Let me start by saying I have not read this book cover to cover, but it's also not that kind of book. It's organized into chapters about specific aspects of HDM, allowing you to read the chapters relevant to your own interests or studies.
I have skimmed a few chapters, and overall the language and ideas are overly simplistic and geared toward young readers in a rather patronizing way.
I read the chapter on witches the whole way through, as it is the most pertinent to my thesis and this is the only source I've found so far that devotes a whole chapter to Pullman's witches.

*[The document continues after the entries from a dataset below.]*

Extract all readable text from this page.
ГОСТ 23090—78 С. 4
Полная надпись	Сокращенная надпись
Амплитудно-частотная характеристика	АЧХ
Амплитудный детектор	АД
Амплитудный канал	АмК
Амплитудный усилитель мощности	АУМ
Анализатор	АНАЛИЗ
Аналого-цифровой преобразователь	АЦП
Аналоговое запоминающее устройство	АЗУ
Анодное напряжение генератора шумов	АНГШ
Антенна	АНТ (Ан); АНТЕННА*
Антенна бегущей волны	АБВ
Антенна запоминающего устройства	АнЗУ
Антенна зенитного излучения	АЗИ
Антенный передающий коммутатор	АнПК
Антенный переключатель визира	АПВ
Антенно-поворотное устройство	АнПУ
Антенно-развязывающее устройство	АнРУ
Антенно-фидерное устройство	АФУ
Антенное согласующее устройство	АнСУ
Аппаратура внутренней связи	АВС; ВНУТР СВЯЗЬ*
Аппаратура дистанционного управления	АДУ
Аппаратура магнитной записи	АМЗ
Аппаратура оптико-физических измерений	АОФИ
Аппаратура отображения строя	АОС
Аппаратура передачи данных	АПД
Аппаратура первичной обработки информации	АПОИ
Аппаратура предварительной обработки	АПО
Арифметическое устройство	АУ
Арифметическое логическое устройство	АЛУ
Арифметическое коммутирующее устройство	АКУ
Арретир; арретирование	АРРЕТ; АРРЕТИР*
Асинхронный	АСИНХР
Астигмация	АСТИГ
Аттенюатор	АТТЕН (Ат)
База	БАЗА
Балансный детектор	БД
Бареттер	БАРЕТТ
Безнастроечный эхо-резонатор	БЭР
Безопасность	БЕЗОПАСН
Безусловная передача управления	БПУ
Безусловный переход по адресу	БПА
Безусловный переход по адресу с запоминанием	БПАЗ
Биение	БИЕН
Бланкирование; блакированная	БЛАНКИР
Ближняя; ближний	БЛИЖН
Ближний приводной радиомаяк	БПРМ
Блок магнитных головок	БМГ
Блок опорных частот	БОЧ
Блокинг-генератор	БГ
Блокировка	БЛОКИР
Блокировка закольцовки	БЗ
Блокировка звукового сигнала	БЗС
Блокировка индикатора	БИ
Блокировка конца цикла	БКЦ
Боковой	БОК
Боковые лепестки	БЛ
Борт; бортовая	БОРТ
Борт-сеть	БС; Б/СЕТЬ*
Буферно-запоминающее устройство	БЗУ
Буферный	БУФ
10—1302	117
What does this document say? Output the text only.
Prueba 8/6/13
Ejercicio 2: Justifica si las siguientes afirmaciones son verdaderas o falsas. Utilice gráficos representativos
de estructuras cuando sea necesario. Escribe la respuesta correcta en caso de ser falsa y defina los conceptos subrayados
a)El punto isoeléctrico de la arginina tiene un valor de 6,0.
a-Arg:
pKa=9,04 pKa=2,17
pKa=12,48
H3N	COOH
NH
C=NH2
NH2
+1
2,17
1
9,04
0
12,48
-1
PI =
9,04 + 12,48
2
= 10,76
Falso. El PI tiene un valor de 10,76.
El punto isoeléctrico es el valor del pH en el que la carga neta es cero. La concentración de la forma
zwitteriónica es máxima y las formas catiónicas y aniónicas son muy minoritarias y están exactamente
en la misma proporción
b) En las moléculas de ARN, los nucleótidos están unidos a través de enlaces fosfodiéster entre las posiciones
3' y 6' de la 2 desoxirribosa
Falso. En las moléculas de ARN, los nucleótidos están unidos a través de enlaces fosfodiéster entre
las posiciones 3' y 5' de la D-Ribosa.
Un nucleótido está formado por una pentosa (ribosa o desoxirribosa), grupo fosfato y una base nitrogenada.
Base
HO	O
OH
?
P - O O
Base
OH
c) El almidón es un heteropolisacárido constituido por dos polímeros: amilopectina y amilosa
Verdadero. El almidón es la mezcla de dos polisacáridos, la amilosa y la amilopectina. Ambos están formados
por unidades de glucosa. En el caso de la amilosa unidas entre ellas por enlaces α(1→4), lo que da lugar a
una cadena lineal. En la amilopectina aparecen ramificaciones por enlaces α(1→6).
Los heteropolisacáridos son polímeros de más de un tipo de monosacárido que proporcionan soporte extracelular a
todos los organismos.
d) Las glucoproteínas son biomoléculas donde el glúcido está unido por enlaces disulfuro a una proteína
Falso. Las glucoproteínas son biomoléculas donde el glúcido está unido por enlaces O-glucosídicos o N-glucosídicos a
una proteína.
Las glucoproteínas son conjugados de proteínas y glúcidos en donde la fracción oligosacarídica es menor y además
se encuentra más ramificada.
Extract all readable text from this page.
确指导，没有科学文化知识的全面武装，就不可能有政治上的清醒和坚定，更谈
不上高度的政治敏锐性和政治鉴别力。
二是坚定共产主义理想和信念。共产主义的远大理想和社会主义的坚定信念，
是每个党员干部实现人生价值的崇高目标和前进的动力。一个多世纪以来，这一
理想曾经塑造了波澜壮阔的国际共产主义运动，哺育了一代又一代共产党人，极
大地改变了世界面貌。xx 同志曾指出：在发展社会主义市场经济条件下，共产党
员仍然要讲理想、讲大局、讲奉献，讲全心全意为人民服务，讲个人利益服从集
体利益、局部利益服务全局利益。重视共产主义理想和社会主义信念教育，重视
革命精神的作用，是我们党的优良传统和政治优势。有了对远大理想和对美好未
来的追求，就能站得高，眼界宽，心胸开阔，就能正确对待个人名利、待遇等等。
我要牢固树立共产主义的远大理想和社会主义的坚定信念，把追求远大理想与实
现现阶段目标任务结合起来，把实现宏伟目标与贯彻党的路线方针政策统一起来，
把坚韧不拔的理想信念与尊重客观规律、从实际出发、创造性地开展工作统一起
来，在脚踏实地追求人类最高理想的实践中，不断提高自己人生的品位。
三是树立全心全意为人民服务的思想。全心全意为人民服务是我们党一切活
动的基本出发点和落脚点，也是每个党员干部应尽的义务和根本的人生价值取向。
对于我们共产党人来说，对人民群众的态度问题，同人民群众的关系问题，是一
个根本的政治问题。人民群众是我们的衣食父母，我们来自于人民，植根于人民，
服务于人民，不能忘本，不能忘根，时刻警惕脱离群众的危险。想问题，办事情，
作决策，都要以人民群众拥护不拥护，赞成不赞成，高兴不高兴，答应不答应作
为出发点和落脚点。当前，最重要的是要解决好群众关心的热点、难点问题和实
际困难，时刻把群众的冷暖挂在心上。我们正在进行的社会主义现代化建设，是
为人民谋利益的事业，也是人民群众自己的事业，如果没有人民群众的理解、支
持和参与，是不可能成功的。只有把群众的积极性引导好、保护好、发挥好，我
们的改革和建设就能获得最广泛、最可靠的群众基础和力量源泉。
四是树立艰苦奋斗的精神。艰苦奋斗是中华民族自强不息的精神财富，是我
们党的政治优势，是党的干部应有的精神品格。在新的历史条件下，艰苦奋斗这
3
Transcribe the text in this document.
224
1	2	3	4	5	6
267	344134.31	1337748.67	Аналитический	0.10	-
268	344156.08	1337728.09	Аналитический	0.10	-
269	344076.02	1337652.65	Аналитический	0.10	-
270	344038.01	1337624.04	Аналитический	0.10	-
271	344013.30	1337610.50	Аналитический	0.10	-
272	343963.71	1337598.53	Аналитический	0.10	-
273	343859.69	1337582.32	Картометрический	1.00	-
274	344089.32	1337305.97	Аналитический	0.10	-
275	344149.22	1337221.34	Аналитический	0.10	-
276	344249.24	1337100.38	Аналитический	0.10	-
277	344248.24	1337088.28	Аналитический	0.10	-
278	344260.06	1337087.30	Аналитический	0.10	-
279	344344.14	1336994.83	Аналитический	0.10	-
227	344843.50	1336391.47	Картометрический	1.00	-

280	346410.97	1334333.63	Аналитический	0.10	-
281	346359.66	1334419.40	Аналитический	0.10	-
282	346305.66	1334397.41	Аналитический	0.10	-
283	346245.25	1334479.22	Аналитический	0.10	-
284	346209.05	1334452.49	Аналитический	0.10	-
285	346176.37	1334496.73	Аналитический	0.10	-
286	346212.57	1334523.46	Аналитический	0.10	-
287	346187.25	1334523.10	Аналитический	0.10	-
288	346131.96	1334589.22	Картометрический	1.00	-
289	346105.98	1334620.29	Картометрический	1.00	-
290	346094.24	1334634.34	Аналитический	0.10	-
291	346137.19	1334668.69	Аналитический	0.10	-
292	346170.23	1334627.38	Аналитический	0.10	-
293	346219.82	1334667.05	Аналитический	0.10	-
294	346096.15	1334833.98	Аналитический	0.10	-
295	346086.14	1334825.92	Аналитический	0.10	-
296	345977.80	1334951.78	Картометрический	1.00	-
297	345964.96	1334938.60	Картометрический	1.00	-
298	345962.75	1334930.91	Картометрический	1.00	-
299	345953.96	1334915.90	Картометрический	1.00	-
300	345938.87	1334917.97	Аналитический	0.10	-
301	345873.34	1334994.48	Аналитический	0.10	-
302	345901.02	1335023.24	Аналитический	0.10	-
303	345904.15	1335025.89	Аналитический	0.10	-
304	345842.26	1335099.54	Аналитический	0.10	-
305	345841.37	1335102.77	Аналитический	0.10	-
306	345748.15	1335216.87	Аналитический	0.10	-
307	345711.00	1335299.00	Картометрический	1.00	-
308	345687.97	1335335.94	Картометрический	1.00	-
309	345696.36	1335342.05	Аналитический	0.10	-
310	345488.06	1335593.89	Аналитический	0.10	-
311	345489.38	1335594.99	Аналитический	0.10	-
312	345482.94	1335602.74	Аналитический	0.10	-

Gresh's handling of actual witches is preposterous. A quick glance at the three-source biography for the chapter (two of which I'm pretty sure are essays, and one of which is an encyclopedia with no specific articles mentioned or anything) helps explain this, but it's still thoroughly disturbing. She mixes myths in with the truth, often in a way that begins with "Christians/witch hunters believed..." but by the end of the passage has taken on a tone of factuality. She blatantly insults modern witches, calling witchcraft a pseudo-religion and saying she has no idea why anyone would want this label but she suspects it makes girls feel cool to pretend they have supernatural powers. There are so many things wrong with that sentence I don't know where to begin.
She also grasps at straws a lot, using Gaia as a primary connection between Pullman's witches and actual witchcraft, even though Gaia is not explicitly part of either so much as a concept that both HDM and her brief reading about the history of witches seemed to remind her of. Later, she assumes Pullman's witches cast magical circles simply because she has found other similarities with "real" witches (quotation marks hers, not mine). Most of the points and conclusions she makes are completely unfounded, or else based in misinformation, stereotypes or outrageous myths (she actually says modern witches become invisible, shape shift, use toads and hares, etc.) Thus, even if you come well-equipped with a background of accurate information on the subject, it's basically impossible to take anything new away from her writing because less than half of it is based on conclusive evidence or arguable links between Pullman's and actual witches.
You would be much better off reading something like Margot Adler's Drawing Down the Moon and making your own connections to the witches in HDM; it would take less effort than trying to find anything of value on the subject here.